Think about the last time you went to the fish counter. Row upon row of glistening seafood, sprawled out on ice like a still life. It's beautiful, sure, but shopping for fish can be overwhelming. Wild caught versus farmed? Frozen or not? And which fish are even okay to eat these days?
The answers to all this and more lie with your fishmonger, or a good fishmonger anyway, so we visited with one our favorites, Vinny Milburn of Greenpoint Fish & Lobster Co. in Brooklyn, and his chef/partner, Adam Geringer-Dunn, to help us figure it out.
Finding sustainable seafood is a complicated, ever-changing endeavor not an exact science, the Greenpoint guys say. But like almost everything these days, your phone can help. Start your seafood hunt by downloading an app like the Monterey Bay Aquarium Seafood Watch, which lists dozens of fish on a sustainable scale. Use it to find a sustainably minded fish shop in your city, and once you have, narrow your choices down to domestic fish. The U.S. fishing industry is "highly regulated and transparent," Geringer-Dunn says.
Your next instinct might be to ask if the fish has been frozen and back away if it has, but Milburn encourages people to stop turning their nose up at the frozen stuff. Like many vegetables, fish is flash-frozen at its peak (i.e., shortly after it's been caught) and stays fresher longer.

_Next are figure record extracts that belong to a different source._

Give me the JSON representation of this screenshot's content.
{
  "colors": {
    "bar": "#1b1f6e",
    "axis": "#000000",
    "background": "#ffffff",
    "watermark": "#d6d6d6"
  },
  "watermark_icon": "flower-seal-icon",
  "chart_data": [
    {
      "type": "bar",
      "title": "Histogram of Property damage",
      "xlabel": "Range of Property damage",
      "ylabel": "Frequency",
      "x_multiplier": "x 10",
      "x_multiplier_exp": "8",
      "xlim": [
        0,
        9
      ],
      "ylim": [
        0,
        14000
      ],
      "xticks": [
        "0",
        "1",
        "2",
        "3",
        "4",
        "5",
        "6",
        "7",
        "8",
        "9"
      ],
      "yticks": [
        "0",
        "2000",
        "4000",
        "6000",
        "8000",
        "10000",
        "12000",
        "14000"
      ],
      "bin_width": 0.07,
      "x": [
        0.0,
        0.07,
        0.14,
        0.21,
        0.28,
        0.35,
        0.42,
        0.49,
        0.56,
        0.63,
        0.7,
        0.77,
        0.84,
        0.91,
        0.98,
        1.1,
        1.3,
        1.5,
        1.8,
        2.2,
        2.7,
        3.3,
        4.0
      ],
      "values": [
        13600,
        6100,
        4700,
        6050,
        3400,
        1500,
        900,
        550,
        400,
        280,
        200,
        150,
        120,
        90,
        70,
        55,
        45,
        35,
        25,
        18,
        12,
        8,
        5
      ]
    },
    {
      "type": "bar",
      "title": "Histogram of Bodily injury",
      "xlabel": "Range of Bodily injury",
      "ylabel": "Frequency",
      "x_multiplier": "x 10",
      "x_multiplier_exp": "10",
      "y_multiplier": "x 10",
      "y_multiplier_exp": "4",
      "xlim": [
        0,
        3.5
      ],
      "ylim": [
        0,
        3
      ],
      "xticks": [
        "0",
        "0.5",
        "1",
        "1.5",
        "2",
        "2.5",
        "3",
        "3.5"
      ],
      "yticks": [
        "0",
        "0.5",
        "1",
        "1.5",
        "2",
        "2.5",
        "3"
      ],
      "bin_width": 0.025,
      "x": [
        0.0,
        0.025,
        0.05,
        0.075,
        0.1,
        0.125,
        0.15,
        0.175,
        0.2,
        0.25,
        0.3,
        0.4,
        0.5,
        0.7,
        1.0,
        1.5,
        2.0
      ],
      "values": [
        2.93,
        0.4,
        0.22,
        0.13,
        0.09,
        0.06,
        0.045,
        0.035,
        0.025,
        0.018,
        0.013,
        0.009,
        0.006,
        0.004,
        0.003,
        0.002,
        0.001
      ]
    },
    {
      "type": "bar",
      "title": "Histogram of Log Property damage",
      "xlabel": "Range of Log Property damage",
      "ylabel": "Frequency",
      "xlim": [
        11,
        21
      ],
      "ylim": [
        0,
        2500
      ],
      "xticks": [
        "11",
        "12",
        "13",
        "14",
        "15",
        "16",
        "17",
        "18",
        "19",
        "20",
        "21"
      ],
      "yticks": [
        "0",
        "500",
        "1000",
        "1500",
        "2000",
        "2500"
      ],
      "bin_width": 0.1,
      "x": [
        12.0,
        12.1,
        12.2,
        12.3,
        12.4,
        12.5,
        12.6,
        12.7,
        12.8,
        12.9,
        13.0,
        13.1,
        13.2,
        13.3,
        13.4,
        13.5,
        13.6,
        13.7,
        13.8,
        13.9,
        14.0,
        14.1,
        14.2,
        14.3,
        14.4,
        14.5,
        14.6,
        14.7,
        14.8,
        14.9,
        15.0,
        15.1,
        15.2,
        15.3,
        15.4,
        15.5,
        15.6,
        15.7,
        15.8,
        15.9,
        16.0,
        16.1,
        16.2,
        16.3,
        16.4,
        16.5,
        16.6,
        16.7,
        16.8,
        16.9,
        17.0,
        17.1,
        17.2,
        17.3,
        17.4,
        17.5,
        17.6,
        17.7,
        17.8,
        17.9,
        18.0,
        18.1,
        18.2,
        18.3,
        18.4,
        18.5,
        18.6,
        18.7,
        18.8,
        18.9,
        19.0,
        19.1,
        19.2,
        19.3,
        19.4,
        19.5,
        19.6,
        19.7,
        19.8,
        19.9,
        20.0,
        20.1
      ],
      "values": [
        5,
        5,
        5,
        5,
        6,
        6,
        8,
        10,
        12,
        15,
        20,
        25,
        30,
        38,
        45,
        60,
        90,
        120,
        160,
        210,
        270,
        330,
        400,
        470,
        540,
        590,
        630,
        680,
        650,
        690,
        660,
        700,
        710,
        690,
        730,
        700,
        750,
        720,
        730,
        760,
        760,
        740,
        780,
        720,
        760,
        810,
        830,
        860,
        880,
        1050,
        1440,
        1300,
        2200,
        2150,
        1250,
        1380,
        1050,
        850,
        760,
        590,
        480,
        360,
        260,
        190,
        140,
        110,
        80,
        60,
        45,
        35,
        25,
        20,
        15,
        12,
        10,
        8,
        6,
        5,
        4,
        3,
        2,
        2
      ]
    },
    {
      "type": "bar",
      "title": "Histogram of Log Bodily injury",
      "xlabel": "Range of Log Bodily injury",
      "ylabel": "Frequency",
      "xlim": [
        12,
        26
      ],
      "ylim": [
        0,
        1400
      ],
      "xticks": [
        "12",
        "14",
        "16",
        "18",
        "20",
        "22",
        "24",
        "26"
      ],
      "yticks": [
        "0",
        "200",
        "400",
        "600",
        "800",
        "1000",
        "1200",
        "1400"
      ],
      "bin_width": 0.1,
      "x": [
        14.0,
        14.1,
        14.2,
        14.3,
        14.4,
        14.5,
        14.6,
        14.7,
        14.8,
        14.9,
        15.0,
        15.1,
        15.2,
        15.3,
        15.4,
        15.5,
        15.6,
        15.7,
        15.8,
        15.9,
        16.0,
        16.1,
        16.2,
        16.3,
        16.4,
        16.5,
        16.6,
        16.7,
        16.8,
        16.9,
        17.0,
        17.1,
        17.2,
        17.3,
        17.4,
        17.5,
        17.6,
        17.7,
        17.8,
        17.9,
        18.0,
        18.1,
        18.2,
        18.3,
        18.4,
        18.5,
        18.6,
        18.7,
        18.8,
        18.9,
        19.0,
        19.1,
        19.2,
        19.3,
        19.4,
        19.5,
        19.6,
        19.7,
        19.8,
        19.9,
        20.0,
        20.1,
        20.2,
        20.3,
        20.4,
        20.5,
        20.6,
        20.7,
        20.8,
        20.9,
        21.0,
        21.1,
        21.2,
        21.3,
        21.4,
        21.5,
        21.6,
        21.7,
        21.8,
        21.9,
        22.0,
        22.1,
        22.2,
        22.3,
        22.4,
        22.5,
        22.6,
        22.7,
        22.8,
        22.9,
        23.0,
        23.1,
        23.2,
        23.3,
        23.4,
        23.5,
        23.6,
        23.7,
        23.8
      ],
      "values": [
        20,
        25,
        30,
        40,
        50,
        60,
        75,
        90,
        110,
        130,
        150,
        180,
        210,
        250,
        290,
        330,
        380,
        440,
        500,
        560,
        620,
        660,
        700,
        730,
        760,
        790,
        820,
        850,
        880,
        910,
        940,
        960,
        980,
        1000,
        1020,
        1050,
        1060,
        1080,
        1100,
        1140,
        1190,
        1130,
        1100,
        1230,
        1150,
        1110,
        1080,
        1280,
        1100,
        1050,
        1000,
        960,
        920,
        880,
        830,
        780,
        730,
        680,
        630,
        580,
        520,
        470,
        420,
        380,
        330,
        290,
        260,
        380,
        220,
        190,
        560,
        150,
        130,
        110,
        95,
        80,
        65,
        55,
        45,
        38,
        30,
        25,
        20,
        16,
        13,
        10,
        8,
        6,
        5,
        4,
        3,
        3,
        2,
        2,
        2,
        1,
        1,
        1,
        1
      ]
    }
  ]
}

Another term not to scoff at: farmed fish. Though some farming can have negative impacts on the environment, there are exceptions, Geringer-Dunn says, including shellfish like clams, mussels and oysters. "Don't say, 'I never eat farmed or frozen fish,'" Milburn says. "Those words shouldn't be deal breakers—they should be the starting point."
Here's where things get a bit more complicated: How was the fish caught? "Handline caught is one of the most targeted means of catching fish; because there's one fish at the end of the line, you can tell what it is, and if it's not what you're going for, you can release it," Geringer-Dunn says. Traps are great, too, as "the fish are live, and if they're not what you want, you can let them swim away." Generally, it's best to avoid seafood caught by bottom trawling and large nets that indiscriminately scoop up tons of fish.
Now for the fun stuff: How much do you need for dinner? A third of a pound will satisfy most diners, Geringer-Dunn says. Cook the fish with the skin on to keep it from overcooking.
Once home, your fish is safe in the refrigerator for two to four days depending on when it was caught (that's another good question for your fishmonger). Keep it in its packaging, usually wax or butcher paper. Shellfish keeps for a little longer; just refrigerate them in a bowl covered with a damp cloth.
Finally, don't forget about the bones! Even if you get your fish filleted, ask for those bones to go, Geringer-Dunn, who suggests making stock with them, says. "People are going crazy for bone broth. I use fish stock in everything I cook."